Back over Batts’ shoulder in the ring the big Texas Stampede Gordy Lovett and DEFIANCE referee Hector Navarro both lean against the ropes.

Hector Navarro:
Everything ok here?

BIGBOSS Batts:
Mr. Skaaland was just leaving, Hector.

Gordy Lovett:
They need an escort?

Batts smiles up at a scowling Angus Skaaland.

BIGBOSS Batts:
No, Mr. Skaaland is well acquainted with the Plex.
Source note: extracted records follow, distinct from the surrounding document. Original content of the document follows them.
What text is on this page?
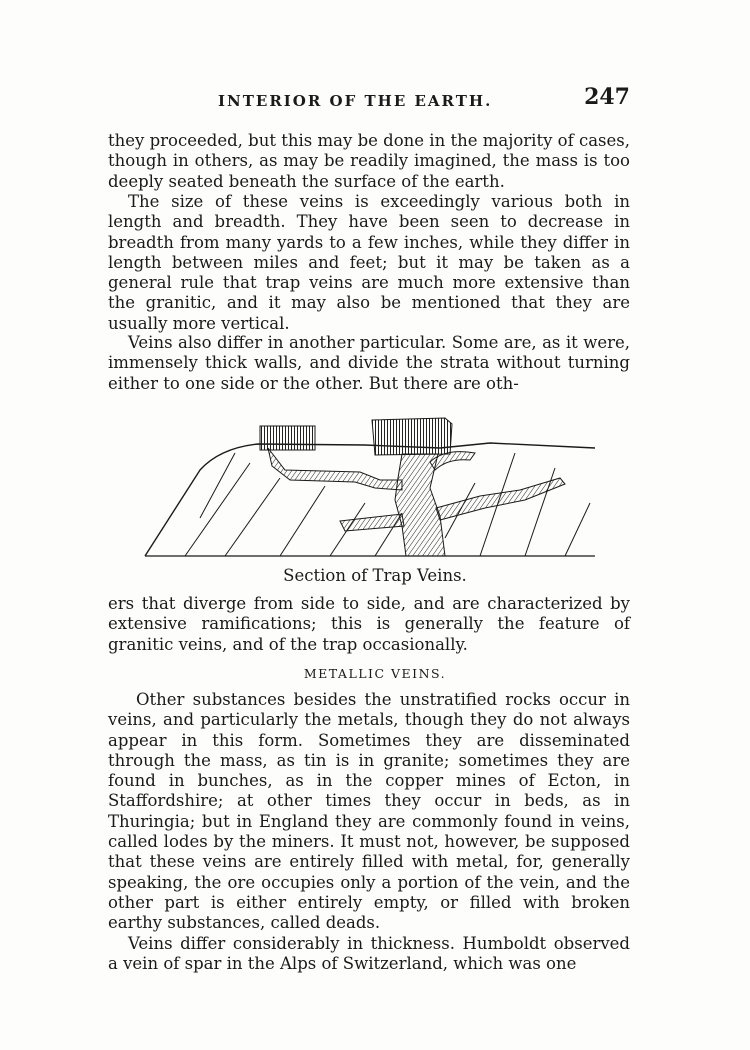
INTERIOR OF THE EARTH.	247

they proceeded, but this may be done in the majority of cases, though in others, as may be readily imagined, the mass is too deeply seated beneath the surface of the earth.

The size of these veins is exceedingly various both in length and breadth. They have been seen to decrease in breadth from many yards to a few inches, while they differ in length between miles and feet; but it may be taken as a general rule that trap veins are much more extensive than the granitic, and it may also be mentioned that they are usually more vertical.

Veins also differ in another particular. Some are, as it were, immensely thick walls, and divide the strata without turning either to one side or the other. But there are oth-

Section of Trap Veins.

ers that diverge from side to side, and are characterized by extensive ramifications; this is generally the feature of granitic veins, and of the trap occasionally.

METALLIC VEINS.

Other substances besides the unstratified rocks occur in veins, and particularly the metals, though they do not always appear in this form. Sometimes they are disseminated through the mass, as tin is in granite; sometimes they are found in bunches, as in the copper mines of Ecton, in Staffordshire; at other times they occur in beds, as in Thuringia; but in England they are commonly found in veins, called lodes by the miners. It must not, however, be supposed that these veins are entirely filled with metal, for, generally speaking, the ore occupies only a portion of the vein, and the other part is either entirely empty, or filled with broken earthy substances, called deads.

Veins differ considerably in thickness. Humboldt observed a vein of spar in the Alps of Switzerland, which was one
I’m sure he can see himself out.

Angus turns and heads out without incident.

Adrian Payne cocks an eyebrow at big Gordy Lovett up in the ring.

Adrian Payne:
Felton says what's up, fat boy.

The Problem Solver laughs insincerely to himself and nobody in particular as he turns and follows after Angus. Batts breathes a heavy sigh to himself and taps his clipboard.

BIGBOSS Batts:
Gordy, give Dougie and Dabs a call, will ya’?

The big barrel chested Texan nods in agreement.

Gordy Lovett:
Gall dang rapscallion. That Angus makes me more nervous than whore in church, man, shit.

Gordy pulls out his phone and starts to dial as we fade to black.